CoreWeave, an AI-focused cloud provider, is considering using derivatives such as put options to protect itself from potential declines in memory and storage chip prices, according to a Reuters report. The company, which relies on long-term supply agreements with chipmakers like Micron and SanDisk, faces a unique risk: many of those contracts include price floors that guarantee a minimum payment to suppliers, even if market prices fall. That could leave CoreWeave paying above-market rates while competitors snap up cheaper components on the spot market.
How the Chip Supply Chain Works
To understand CoreWeave's dilemma, it helps to know how AI cloud providers secure hardware. These companies need vast amounts of memory chips—specifically DRAM (dynamic random-access memory) and NAND flash storage—to power AI workloads. DRAM is a common type of memory used in servers and data centers, while flash storage is used for long-term data retention. To ensure a steady supply, cloud operators often sign multiyear deals with manufacturers like Micron and SanDisk. These contracts sometimes include price floors, which protect suppliers from market downturns but leave buyers exposed if chip prices tumble.
CoreWeave executives have discussed hedging that exposure using put options linked to memory-chip stocks, according to a person familiar with the talks. A put option gives the holder the right to sell a stock at a predetermined price, so it rises in value when the underlying stock falls. The idea is that if chip prices decline, the shares of memory makers like Micron would likely drop too, offsetting some of CoreWeave's losses from the price-floor contracts. However, Reuters notes that no trades have been placed yet, and discussions remain in early stages.
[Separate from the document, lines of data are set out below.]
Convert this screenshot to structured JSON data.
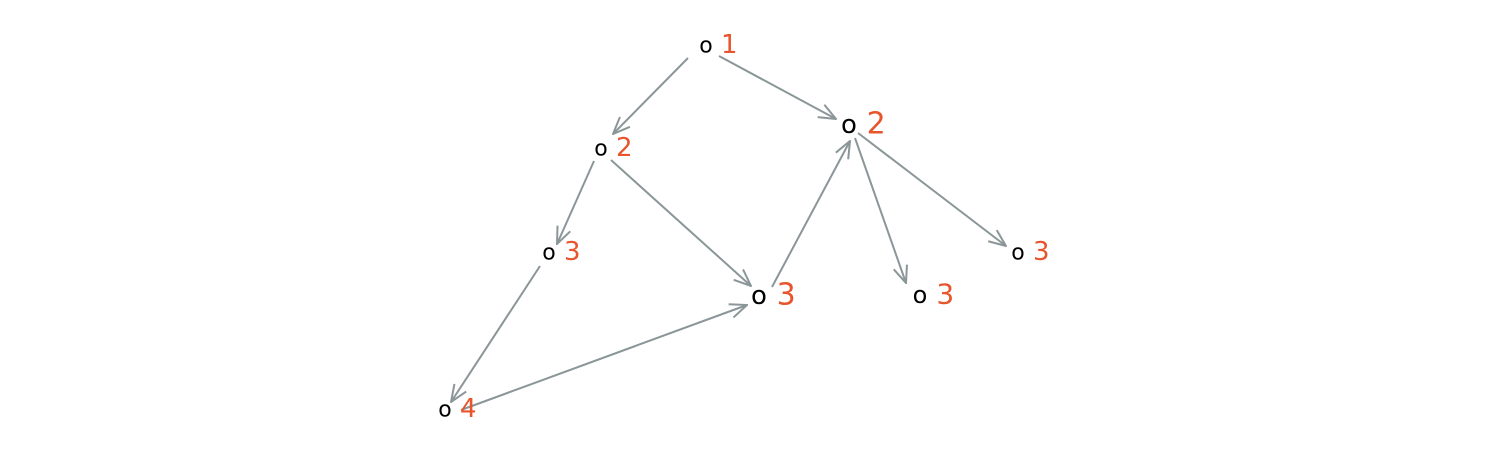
{
  "colors": {
    "edge": "#8b9699",
    "node": "#000000",
    "level": "#e8542b"
  },
  "nodes": [
    {
      "id": "n1",
      "glyph": "o",
      "level": "1"
    },
    {
      "id": "n2",
      "glyph": "o",
      "level": "2"
    },
    {
      "id": "n3",
      "glyph": "o",
      "level": "2"
    },
    {
      "id": "n4",
      "glyph": "o",
      "level": "3"
    },
    {
      "id": "n5",
      "glyph": "o",
      "level": "3"
    },
    {
      "id": "n6",
      "glyph": "o",
      "level": "3"
    },
    {
      "id": "n7",
      "glyph": "o",
      "level": "3"
    },
    {
      "id": "n8",
      "glyph": "o",
      "level": "4"
    }
  ],
  "edges": [
    {
      "from": "n1",
      "to": "n2"
    },
    {
      "from": "n1",
      "to": "n3"
    },
    {
      "from": "n2",
      "to": "n4"
    },
    {
      "from": "n2",
      "to": "n5"
    },
    {
      "from": "n3",
      "to": "n6"
    },
    {
      "from": "n3",
      "to": "n7"
    },
    {
      "from": "n4",
      "to": "n8"
    },
    {
      "from": "n8",
      "to": "n5"
    },
    {
      "from": "n5",
      "to": "n3"
    }
  ]
}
The Catch: Proxy Hedging and Basis Risk
This strategy is what traders call a proxy hedge: CoreWeave would be using options on chipmaker stocks to protect against a risk tied to physical chip prices. The problem is that chipmakers' shares don't move in lockstep with memory prices. They also respond to broader stock market trends, company-specific news, and other factors. For example, a strong earnings report from Micron could lift its stock even if memory prices are falling, weakening the hedge's effectiveness. That gap between the risk being hedged and the instrument used is known as basis risk, and it could leave CoreWeave under-hedged or over-hedged.
Timing also matters. Chipmakers have indicated that new manufacturing capacity will be fully ramped by early 2028, which could trigger a supply glut and push prices lower. But if the price decline happens sooner or later than expected, the hedge might not align with CoreWeave's actual exposure. Still, for a company that needs to manage costs in a volatile market, even an imperfect hedge might be better than none.
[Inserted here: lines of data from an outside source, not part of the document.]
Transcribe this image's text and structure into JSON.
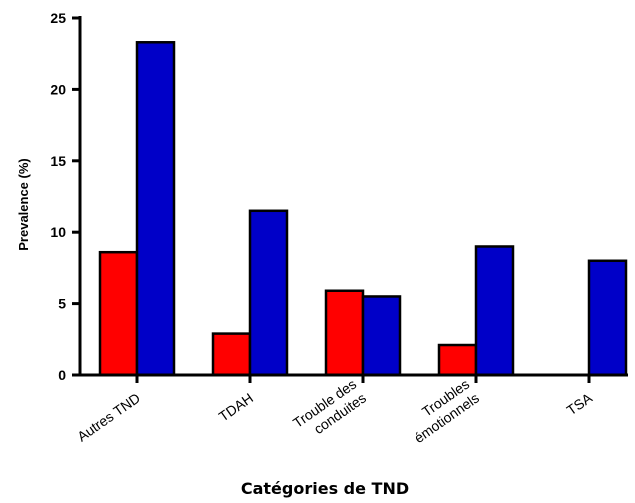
{
  "chart_data": {
    "type": "bar",
    "title": "",
    "xlabel": "Catégories de TND",
    "ylabel": "Prevalence (%)",
    "ylim": [
      0,
      25
    ],
    "yticks": [
      0,
      5,
      10,
      15,
      20,
      25
    ],
    "grid": false,
    "legend": "none",
    "categories": [
      [
        "Autres TND"
      ],
      [
        "TDAH"
      ],
      [
        "Trouble des",
        "conduites"
      ],
      [
        "Troubles",
        "émotionnels"
      ],
      [
        "TSA"
      ]
    ],
    "series": [
      {
        "color": "#ff0000",
        "values": [
          8.6,
          2.9,
          5.9,
          2.1,
          0
        ]
      },
      {
        "color": "#0000c8",
        "values": [
          23.3,
          11.5,
          5.5,
          9.0,
          8.0
        ]
      }
    ]
  }
}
What It Means for Investors
For everyday investors, CoreWeave's exploration of derivatives highlights a broader trend: AI infrastructure companies are becoming more sophisticated about managing financial risks tied to hardware cycles. If more cloud providers follow suit, demand for options on memory-chip stocks could increase, potentially affecting the trading volumes and volatility of stocks like Micron and SK Hynix. That could create opportunities for investors who track these markets, but it also adds complexity.
The move also underscores the importance of understanding how supply contracts work in the tech sector. Price floors are common in industries where suppliers invest heavily in capacity, but they can backfire for buyers when market conditions shift. For CoreWeave, the hedge is a way to smooth out those bumps, but it's not a perfect solution. Investors should watch for any actual trades or announcements, as they could signal how the company views the chip market's direction.
In the broader context, this story ties into recent market dynamics. For instance, US inflation cooling has boosted hopes for lower interest rates, which could support tech stocks. Meanwhile, oil prices surging past $80 have lifted energy stocks, showing how different sectors respond to macroeconomic shifts. CoreWeave's hedge idea is a reminder that even in the fast-growing AI space, companies are bracing for potential downturns.
Ultimately, the success of this strategy will depend on how closely chipmaker stocks track memory prices. If the correlation holds, CoreWeave could protect its margins. If not, the hedge might add costs without delivering the intended benefits. For now, it's a sign that AI cloud providers are thinking ahead—and that the chip market's next cycle could have ripple effects far beyond the hardware itself.